Pain Research Center, Department of Anesthesiology, University of Cincinnati Medical Center, 231 Albert Sabin Way, Cincinnati, OH 45267, USA.
Neuroscience. 2013 Feb 12;231:305-14. doi: 10.1016/j.neuroscience.2012.11.053. Epub 2012 Dec 7.
Neurons within the superficial dorsal horn (SDH) of the rodent spinal cord exhibit distinct firing properties during early life. While this may reflect a unique combination of voltage-gated Na(+) (Na(v)) and voltage-independent (i.e. "leak'') K(+) channels which strongly influence neuronal excitability across the CNS, surprisingly little is known about which genes encoding for Na(v) and leak K(+) channels are expressed within developing spinal pain circuits. The goal of the present study was therefore to characterize the transcriptional expression of these channels within the rat SDH at postnatal days (P) 3, 10, 21 or adulthood using quantitative real-time polymerase chain reaction. The results demonstrate that Na(v) isoforms are developmentally regulated at the mRNA level in a subtype-specific manner, as Na(v)1.2 and Na(v)1.3 decreased significantly from P3 to adulthood, while Na(v)1.1 was up-regulated during this period. The data also indicate selective, age-dependent changes in the mRNA expression of two-pore domain (K(2P)) K(+) channels, as TWIK-related acid-sensitive K(+) channels TASK-1 (KCNK3) and TASK-3 (KCNK9) were down-regulated during postnatal development in the absence of any changes in the tandem of pore domains in a weak inward rectifying K(+) channel (TWIK) isoforms examined (KCNK1 and KCNK6). In addition, a developmental shift occurred within the TREK subfamily due to decreased TREK-2 (KCNK10) mRNA within the mature SDH. Meanwhile, G-protein-coupled inward rectifying K(+) channels (K(ir)3.1 and K(ir)3.2) were expressed in the SDH at mature levels from birth. Overall, the results suggest that the transcription of ion channel genes occurs in a highly age-dependent manner within the SDH, raising the possibility that manipulating the expression or function of ion channels which are preferentially expressed within immature nociceptive networks could yield novel approaches to relieving pain in infants and children.

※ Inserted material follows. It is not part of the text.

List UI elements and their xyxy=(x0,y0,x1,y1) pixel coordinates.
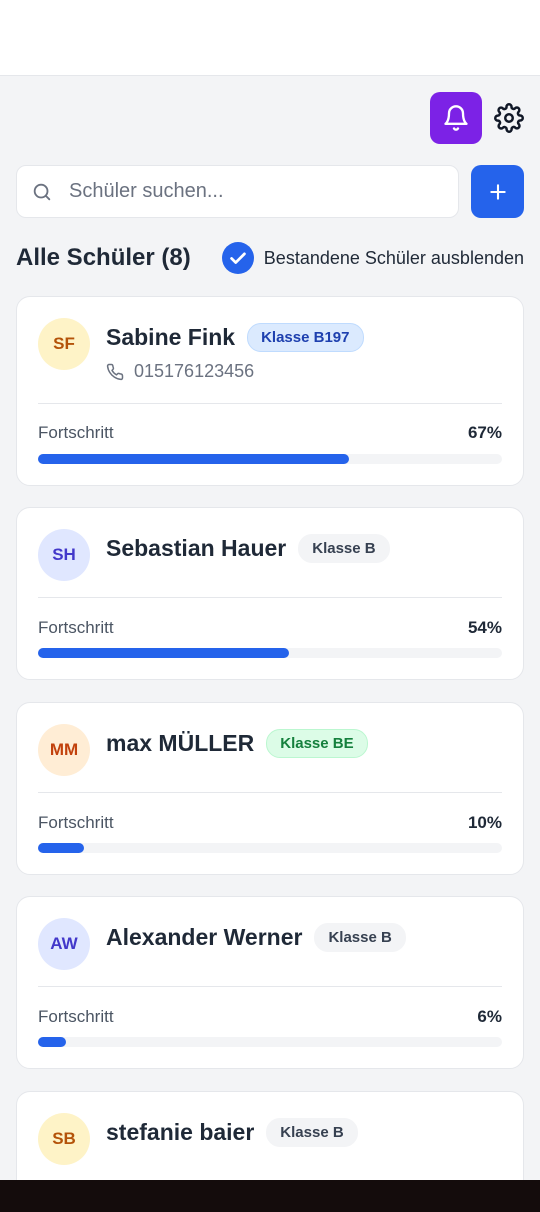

在幼年时期,啮齿动物脊髓背角浅层(SDH)中的神经元表现出明显的放电特性。虽然这可能反映了电压门控 Na(+)(Na(v))和电压不依赖(即“泄漏”)K(+)通道的独特组合,这些通道强烈影响中枢神经系统中的神经元兴奋性,但令人惊讶的是,对于在发育中的脊髓疼痛回路中表达哪些基因编码 Na(v)和泄漏 K(+)通道知之甚少。因此,本研究的目的是使用定量实时聚合酶链反应在出生后第 3、10、21 天或成年期大鼠 SDH 中描述这些通道的转录表达。结果表明,Na(v)亚型在 mRNA 水平上以亚型特异性方式进行发育调控,Na(v)1.2 和 Na(v)1.3 从 P3 到成年期显著降低,而 Na(v)1.1 在这段时间内上调。数据还表明,双孔域(K(2P))K(+)通道的 mRNA 表达存在选择性、年龄依赖性变化,因为 TWIK 相关酸敏感 K(+)通道 TASK-1(KCNK3)和 TASK-3(KCNK9)在出生后发育过程中下调,而在研究的串联孔域弱内向整流 K(+)通道(TWIK)亚型中没有任何变化(KCNK1 和 KCNK6)。此外,由于成熟 SDH 中 TREK-2(KCNK10)mRNA 的减少,TREK 亚家族发生了发育性转变。同时,G 蛋白偶联内向整流 K(+)通道(K(ir)3.1 和 K(ir)3.2)在出生时以成熟水平在 SDH 中表达。总体而言,结果表明,离子通道基因的转录在 SDH 中以高度年龄依赖性的方式发生,这增加了这样一种可能性,即操纵在不成熟伤害感受网络中优先表达的离子通道的表达或功能可能为缓解婴儿和儿童的疼痛提供新方法。